New light on the "old" chloride channel blocker DIDS.[Pubmed:18642798]

ACS Chem Biol. 2008 Jul 18;3(7):399-401.

4,4'-Diisothiocyanatostilbene-2,2'-disulfonic acid (DIDS) has been used as an inhibitor of anion transporters and channels since the early 1970s. A study in this issue shows that DIDS hydrolyzes in aqueous solution and then multimerizes to di-, tri-, tetra-, and pentameric polythioureas, which inhibit both the bacterial ClC-ec1 Cl(-)/H(+) exchanger and the mammalian ClC-Ka chloride channel 3-200 times more potently than DIDS itself. The DIDS tetra- and pentamer could potentially act as tethered blockers that simultaneously obstruct both chloride pathways in the dimeric CLC proteins.

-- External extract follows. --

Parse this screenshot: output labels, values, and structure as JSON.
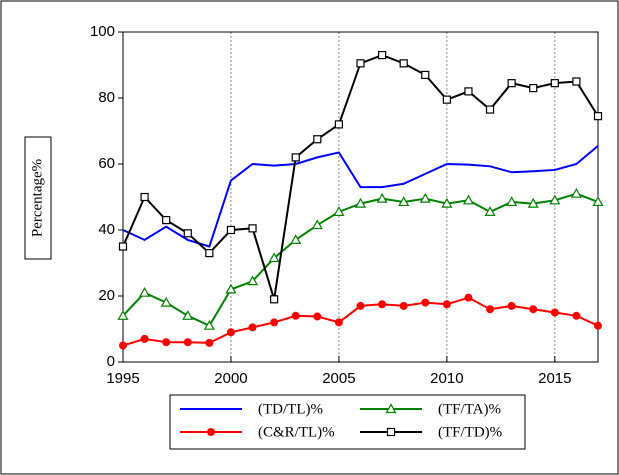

Regulation of human placental chloride channel by arachidonic acid and other cis unsaturated fatty acids.[Pubmed:9988821]

Am J Obstet Gynecol. 1999 Feb;180(2 Pt 1):469-75.

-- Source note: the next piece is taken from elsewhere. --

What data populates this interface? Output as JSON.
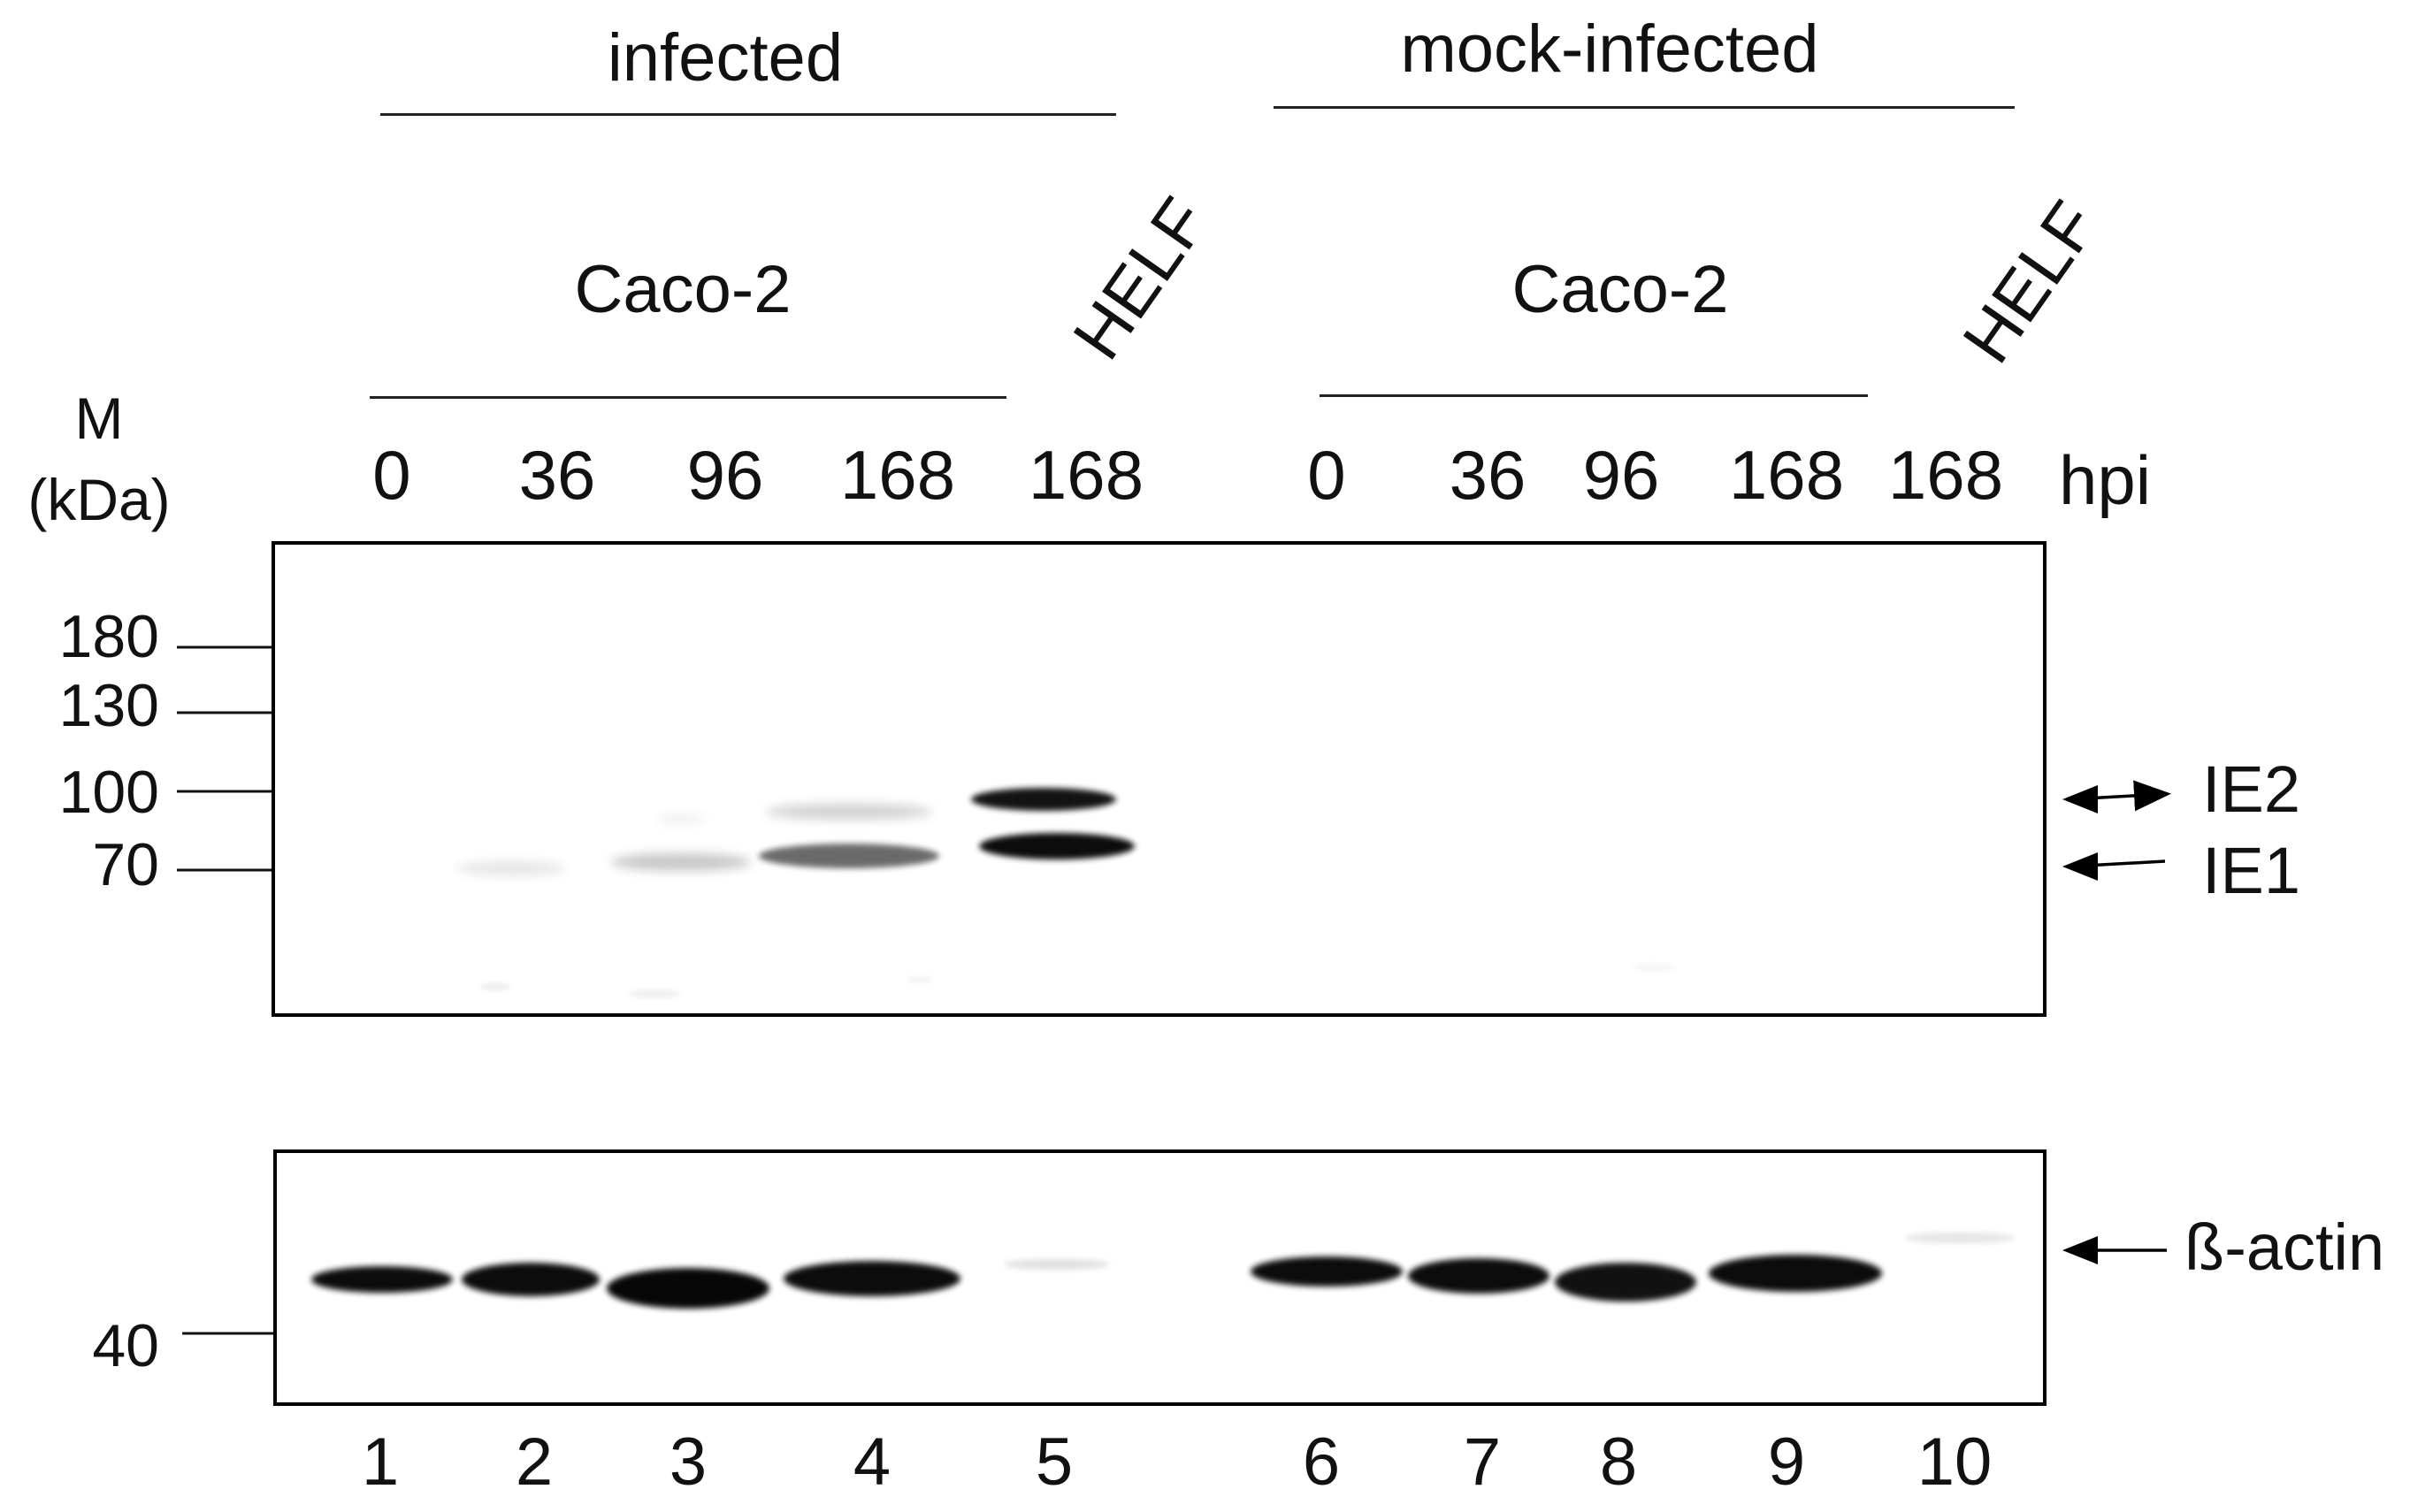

OBJECTIVE: Arachidonic acid has been implicated in the modulation of various transport processes, including conductive chloride transport in brush border membranes in the human placenta. The purpose of this work was to explore the effects of some cis unsaturated fatty acids on the electrophysiologic properties of the maxi chloride channels present in apical membranes from human placenta. STUDY DESIGN: Apical membrane chloride channels from human term placentas were reconstituted in giant liposomes. These cell-sized liposomes, generated by a cycle of dehydration and rehydration, are suitable for electrophysiologic studies by the patch-clamp method. RESULTS: Low micromolar concentrations of arachidonic acid reversibly inhibit maxi chloride channels in excised patches. Other cis unsaturated fatty acids, such as oleic and linoleic acids, show similar blockade. The inhibition was dose dependent. The maxi chloride channel can also be inhibited by 4,4 -diisothiocyanatostilbene-2,2 -disulfonic acid, a known chloride channel inhibitor. CONCLUSIONS: Our results identify the apical membrane maxi chloride channel as a possible electrophysi ologic counterpart of 4,4 -diisothiocyanatostilbene-2, 2 -disulfonic acid and cis unsaturated fatty acid-inhibited conductance previously described in brush border membranes of the human placenta. From a functional point of view the control of these channels by arachidonic acid may be of great importance in placental physiologic characteristics. Regulation of chloride channels could be important in the control of electrolyte and fluid transfer across the placenta. In addition, if these channels contribute to setting the membrane potential their regulation could have consequences for nutrient transport and delivery to the fetus. The electrophysiologic identification of these channels and their regulation might help to unravel their possible role in transplacental transport in normal and pathologic placental tissue.